This film is the Anakin Skywalker of video game movies. It was supposed to be the Chosen One, the film that would finally make video game movies good and bring balance to the cinematic universe, but instead it turns out to be a bland origin story that betrays the very people that put their hope and trust into it.
Assassin’s Creed is the adaption of the popular video game series and stars Michael Fassbender (who also produces) as a career criminal who, against his will, must relive the memories of his ancestor to help a shady organization retrieve an ancient artifact. Marion Cotillard, Jeremy Irons and Michael K. Williams also star as Justin Kurzel directs.
I am a huge fanboy of the Assassin’s Creed games, mainly because I am such a history buff. I have looked forward to this film ever since it was announced in October 2011, but between then and now the film was delayed a half dozen times and rewritten just as often (both usually red flags). But hey, Fassbender said they were delaying it to ensure they “got it right” and Ubisoft, the company that produces the game, even started their own film production company specifically to have “unprecedented control” over the project. So surely this can’t be anything short of awesome, right? Well turns out not only is Assassin’s Creed” not the savior we hoped it was, it is the worst video game movie of 2016 (and 2016 had Warcraft).
This is the type of film where nothing seems to happen. Don’t get me wrong, there is a lot going on, but none of it is interesting or investing. A majority of the film takes place in modern day, inside the shiny walls of the “prison” where Fassbender is being kept, which is the film’s first (and most pondering) flaw. Assassin’s Creed is beloved because it allows players (or in this case, would be viewers) to relive periods of time that aren’t always explored in media, and the Spanish Inquisition here is no different. People pay to see action sequences in 1492 Spain, not a charismatic-less Michael Fassbender mope around and have boring modern conversations with fellow inmates.
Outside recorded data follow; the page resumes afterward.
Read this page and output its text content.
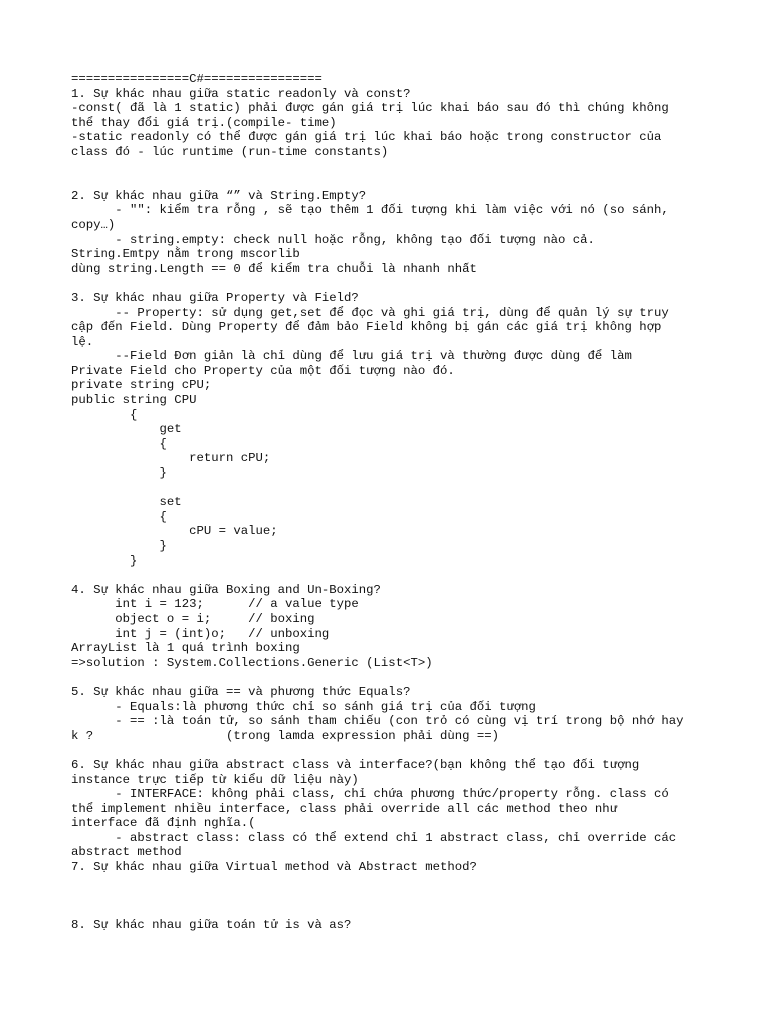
================C#================
1. Sự khác nhau giữa static readonly và const?
-const( đã là 1 static) phải được gán giá trị lúc khai báo sau đó thì chúng không
thể thay đổi giá trị.(compile- time)
-static readonly có thể được gán giá trị lúc khai báo hoặc trong constructor của
class đó - lúc runtime (run-time constants)
2. Sự khác nhau giữa “” và String.Empty?
- "": kiểm tra rỗng , sẽ tạo thêm 1 đối tượng khi làm việc với nó (so sánh,
copy…)
- string.empty: check null hoặc rỗng, không tạo đối tượng nào cả.
String.Emtpy nằm trong mscorlib
dùng string.Length == 0 để kiểm tra chuỗi là nhanh nhất
3. Sự khác nhau giữa Property và Field?
-- Property: sử dụng get,set để đọc và ghi giá trị, dùng để quản lý sự truy
cập đến Field. Dùng Property để đảm bảo Field không bị gán các giá trị không hợp
lệ.
--Field Đơn giản là chỉ dùng để lưu giá trị và thường được dùng để làm
Private Field cho Property của một đối tượng nào đó.
private string cPU;
public string CPU
{
get
{
return cPU;
}
set
{
cPU = value;
}
}
4. Sự khác nhau giữa Boxing and Un-Boxing?
int i = 123;      // a value type
object o = i;     // boxing
int j = (int)o;   // unboxing
ArrayList là 1 quá trình boxing
=>solution : System.Collections.Generic (List<T>)
5. Sự khác nhau giữa == và phương thức Equals?
- Equals:là phương thức chỉ so sánh giá trị của đối tượng
- == :là toán tử, so sánh tham chiếu (con trỏ có cùng vị trí trong bộ nhớ hay
k ?                  (trong lamda expression phải dùng ==)
6. Sự khác nhau giữa abstract class và interface?(bạn không thể tạo đối tượng
instance trực tiếp từ kiểu dữ liệu này)
- INTERFACE: không phải class, chỉ chứa phương thức/property rỗng. class có
thể implement nhiều interface, class phải override all các method theo như
interface đã định nghĩa.(
- abstract class: class có thể extend chỉ 1 abstract class, chỉ override các
abstract method
7. Sự khác nhau giữa Virtual method và Abstract method?
8. Sự khác nhau giữa toán tử is và as?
Which is another problem, no one in this film is interesting, mysterious or a fleshed out character. We don’t know much anything about Fassbender’s Callum Lynch, and even less about his ancient Assassin ancestor, Aguilar de Nerha. Other characters have one scene of yelling at Lynch and are never even given a name, so when the climax occurs we don’t know who they are, much less why we should care about them. I don’t know what else we should expect from Adam Cooper and Bill Collage, the writers of the horribly boring “Exodus: Gods and Kings,” but character motivations hilariously flip on a dime for no reason, and the ending of the film sets up a sequel that will in all likelihood never happen.
The film has fleeting moments of joy and excitement, which obviously all take place in the flashback sequences, but they’re then ruined by the scenes going on for too long, being shot too close up and being edited too choppily (gotta get that PG-13 rating, God forbid a Mature-rated video game gets an R). Some scenes look cool, with sweeping shots of the 15th century skyline or smoke flooding through the streets, but it is just a visually dark film that is all-too-often ugly to look at.
Most every small joy in Assassin’s Creed came from inside references to the game series or little nuggets of historical intrigue, so people who don’t care about either of those things will truly find nothing of appeal here. There is a scene in the film where Jeremy Irons’ bad guy character says, “it is time we purge the world of the Assassin’s Creed” and I could not agree more; in a world where the year 2016 gave us awful cinema and troublesome real-life events, there is no room for films as boring and pointless as Assassin’s Creed.